At the same time, it should be emphasised that the loss for which a deduction could be made under Section 10(1) must be one that springs directly from the carrying on of the business and is incidental to it and not any loss sustained by the assessee, even if it has some connection with his business.

6. In Lord's Dairy Farm Ltd. v. Commissioner of Income-tax : [1955]27ITR700(Bom) , the decision which was approved of by the Supreme Court in Badridas Daga v. Commissioner of Income-tax : [1955]27ITR700(Bom) , Chagla, C.J., put it thus at page 707:

Therefore if in any case it is found that it was necessary to deputise certain duties to an employee and it was also found that the loss sprang directly from the necessity of doing so, then the loss would be trading loss and the assessee would be entitled to claim that amount as a proper deduction.

7. The test to apply in deciding whether a loss sustained by a businessman, when an employee of his embezzles funds left in the charge of that employee, constitutes a trading loss of the business of the employer, is whether the loss was incidental to the carrying on of that business. Was the employment of the employee in the normal course of that business and was it a normal incident of the conduct of that business? Was the entrustment of the funds of the employer to that employee in the normal course of the conduct of that business? Was the loss caused to the employer by the embezzlement by the employee incidental to that entrustment? These questions have to be answered from the view-point of a prudent man of business. If these tests are satisfied then the loss would be a trading loss.

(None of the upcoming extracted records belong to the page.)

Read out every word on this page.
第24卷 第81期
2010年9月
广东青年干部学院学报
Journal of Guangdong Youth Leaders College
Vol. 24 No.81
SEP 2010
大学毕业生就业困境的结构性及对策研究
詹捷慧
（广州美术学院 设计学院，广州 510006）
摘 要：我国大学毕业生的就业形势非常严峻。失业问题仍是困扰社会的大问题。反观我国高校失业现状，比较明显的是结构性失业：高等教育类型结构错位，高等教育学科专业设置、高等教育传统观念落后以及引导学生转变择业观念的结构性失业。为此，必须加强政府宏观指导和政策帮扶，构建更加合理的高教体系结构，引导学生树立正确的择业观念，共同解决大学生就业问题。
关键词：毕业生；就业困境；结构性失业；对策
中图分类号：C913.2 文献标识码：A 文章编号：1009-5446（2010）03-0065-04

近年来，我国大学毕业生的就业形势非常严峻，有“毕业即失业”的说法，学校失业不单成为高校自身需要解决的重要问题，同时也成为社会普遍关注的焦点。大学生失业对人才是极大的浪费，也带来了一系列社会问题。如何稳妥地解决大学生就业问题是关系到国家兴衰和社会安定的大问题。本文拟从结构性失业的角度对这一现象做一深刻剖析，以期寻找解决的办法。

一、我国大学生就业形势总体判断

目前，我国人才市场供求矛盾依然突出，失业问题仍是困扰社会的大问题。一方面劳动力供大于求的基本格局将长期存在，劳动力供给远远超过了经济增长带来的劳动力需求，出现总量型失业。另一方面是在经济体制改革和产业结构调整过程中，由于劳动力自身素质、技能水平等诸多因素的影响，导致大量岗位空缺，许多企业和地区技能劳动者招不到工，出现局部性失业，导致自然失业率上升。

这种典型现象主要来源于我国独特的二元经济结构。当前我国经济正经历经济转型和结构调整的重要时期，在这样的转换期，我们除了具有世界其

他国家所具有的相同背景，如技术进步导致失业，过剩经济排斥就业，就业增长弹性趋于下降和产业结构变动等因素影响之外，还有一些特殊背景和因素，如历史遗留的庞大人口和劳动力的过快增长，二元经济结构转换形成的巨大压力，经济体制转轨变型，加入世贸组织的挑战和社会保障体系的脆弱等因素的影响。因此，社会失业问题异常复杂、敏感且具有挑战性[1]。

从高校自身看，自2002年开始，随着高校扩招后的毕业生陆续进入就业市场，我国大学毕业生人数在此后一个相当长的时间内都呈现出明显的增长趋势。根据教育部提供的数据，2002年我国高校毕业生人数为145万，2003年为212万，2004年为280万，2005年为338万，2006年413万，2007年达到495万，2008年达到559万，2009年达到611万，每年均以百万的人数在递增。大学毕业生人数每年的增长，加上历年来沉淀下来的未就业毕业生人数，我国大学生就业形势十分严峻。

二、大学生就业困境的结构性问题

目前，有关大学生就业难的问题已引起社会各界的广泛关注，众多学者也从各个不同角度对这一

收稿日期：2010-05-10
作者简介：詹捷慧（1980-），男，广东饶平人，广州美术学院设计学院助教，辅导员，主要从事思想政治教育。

8. The assessee in this case carried on a money-lending business. The employment of a cashier was obviously a normal incident of that business. So was the entrusment of the cash of the business to that cashier. That Inderchand Galada was in charge of the business and that his temporary absence from Madras facilitated the embezzlement by Ranka did not really affect the determination of the question, was the embezzlement effected by Ranka incidental to his employment under the assessee. It was: therefore, the loss to the assessee caused by the embezzlement by the cashier Ranka was a trading loss.

9. We answer the question in the negative and in favour of the assessee. The assessee will be entitled to the costs of this reference. Counsel's fee Rs. 250.